Ella bailaba sin control, bailaba sensual, bailaba como una niña, bailaba riéndose de sí misma. Y gritaba sin afinar ni una sola nota cuando ponían su canción favorita. Escuchaba música de todo tipo y la sentía toda por igual. Nunca me atreví a bailar con ella.

Ella se enfadaba a menudo, era borde e irascible. Decía cosas de las que se arrepentía y se equivocaba en sus sentencias. Era sarcástica cuando se molestaba y cuando no, también. Tenía mal genio, pero se le pasaba rápido el malhumor. Bastaba con un beso en el cuello o con tirar de ella hacia ti, delicadamente, y besarla, abrazarla. Se derretía al escuchar palabras bonitas, pero se hacía la dura, la estoica. Aunque la sonrisa que asomaba por sus comisuras la delataba. Era indecisa, pero tenía claras sus metas. Cuando dudaba era terrible, ilegible, inaguantable. Tenía manías absurdas y costumbres sin sentido, caminaba siempre por el lado derecho de la acera y cruzaba pisando sólo las rayas blancas.

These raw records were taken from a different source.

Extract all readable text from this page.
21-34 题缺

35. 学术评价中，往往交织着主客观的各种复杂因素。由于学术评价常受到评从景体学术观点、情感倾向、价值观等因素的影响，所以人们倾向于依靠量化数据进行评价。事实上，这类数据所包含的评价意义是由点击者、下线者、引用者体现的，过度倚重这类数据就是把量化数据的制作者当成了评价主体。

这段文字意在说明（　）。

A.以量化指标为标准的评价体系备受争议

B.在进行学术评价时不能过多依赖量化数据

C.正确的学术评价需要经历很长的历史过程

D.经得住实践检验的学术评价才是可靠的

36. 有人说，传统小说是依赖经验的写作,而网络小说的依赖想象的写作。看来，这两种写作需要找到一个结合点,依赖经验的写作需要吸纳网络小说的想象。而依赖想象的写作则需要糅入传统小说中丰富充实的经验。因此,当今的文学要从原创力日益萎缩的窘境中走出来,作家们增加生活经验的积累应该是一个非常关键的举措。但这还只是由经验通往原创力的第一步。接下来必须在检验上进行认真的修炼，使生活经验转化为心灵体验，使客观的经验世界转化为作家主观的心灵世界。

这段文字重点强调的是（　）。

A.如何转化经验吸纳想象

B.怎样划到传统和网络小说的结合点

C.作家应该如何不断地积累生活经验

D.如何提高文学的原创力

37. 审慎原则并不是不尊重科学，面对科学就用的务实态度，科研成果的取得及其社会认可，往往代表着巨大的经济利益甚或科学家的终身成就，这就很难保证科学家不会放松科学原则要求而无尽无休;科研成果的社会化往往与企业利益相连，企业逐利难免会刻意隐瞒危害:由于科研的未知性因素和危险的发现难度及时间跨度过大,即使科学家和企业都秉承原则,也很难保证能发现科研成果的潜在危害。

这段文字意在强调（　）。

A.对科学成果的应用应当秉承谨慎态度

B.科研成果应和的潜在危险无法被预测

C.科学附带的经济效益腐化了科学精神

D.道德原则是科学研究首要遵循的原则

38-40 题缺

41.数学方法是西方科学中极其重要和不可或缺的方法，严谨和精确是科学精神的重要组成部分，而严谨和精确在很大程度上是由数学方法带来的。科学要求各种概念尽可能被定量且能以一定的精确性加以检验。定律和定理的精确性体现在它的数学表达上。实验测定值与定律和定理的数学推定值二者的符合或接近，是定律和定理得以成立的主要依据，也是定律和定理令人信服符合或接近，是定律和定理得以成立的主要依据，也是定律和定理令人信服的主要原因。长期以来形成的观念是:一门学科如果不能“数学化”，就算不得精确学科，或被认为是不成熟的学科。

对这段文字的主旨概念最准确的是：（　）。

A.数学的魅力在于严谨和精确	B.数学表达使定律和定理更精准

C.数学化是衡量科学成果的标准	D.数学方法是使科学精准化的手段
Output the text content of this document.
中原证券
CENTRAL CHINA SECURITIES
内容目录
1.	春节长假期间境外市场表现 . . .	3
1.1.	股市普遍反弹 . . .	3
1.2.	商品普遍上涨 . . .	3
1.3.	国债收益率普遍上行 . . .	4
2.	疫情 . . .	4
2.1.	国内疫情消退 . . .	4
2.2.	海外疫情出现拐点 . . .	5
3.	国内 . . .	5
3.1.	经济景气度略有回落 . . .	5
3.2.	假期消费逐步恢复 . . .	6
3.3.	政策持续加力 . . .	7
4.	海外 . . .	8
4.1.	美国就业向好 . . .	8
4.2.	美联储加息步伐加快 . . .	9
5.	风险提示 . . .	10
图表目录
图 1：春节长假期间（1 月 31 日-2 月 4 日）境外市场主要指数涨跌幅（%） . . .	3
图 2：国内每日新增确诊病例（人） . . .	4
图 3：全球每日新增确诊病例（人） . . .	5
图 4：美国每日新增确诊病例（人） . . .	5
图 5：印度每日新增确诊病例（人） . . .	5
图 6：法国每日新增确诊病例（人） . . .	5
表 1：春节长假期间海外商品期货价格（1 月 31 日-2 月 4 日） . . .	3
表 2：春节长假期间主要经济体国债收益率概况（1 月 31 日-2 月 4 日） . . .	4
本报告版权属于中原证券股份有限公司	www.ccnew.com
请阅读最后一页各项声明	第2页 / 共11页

Ella era natural, era auténtica. Vivía en un mundo diferente, en las nubes, creando historias cuando la realidad se le antojaba demasiado fría o insulsa. La vida de los adultos era insípida y le daba color con sus universos paralelos. Estaba loca, era una incomprendida, pero jamás se sentía así. Podía tener conversaciones absurdas durante horas y no decir nada en ellas. O decirlo todo de golpe en una frase breve y concisa. Vivía sus sueños como si nunca saliera de ellos, en una inopia constante. Yo ya no recuerdo llamarla por su nombre, para mí siempre será nefelibata.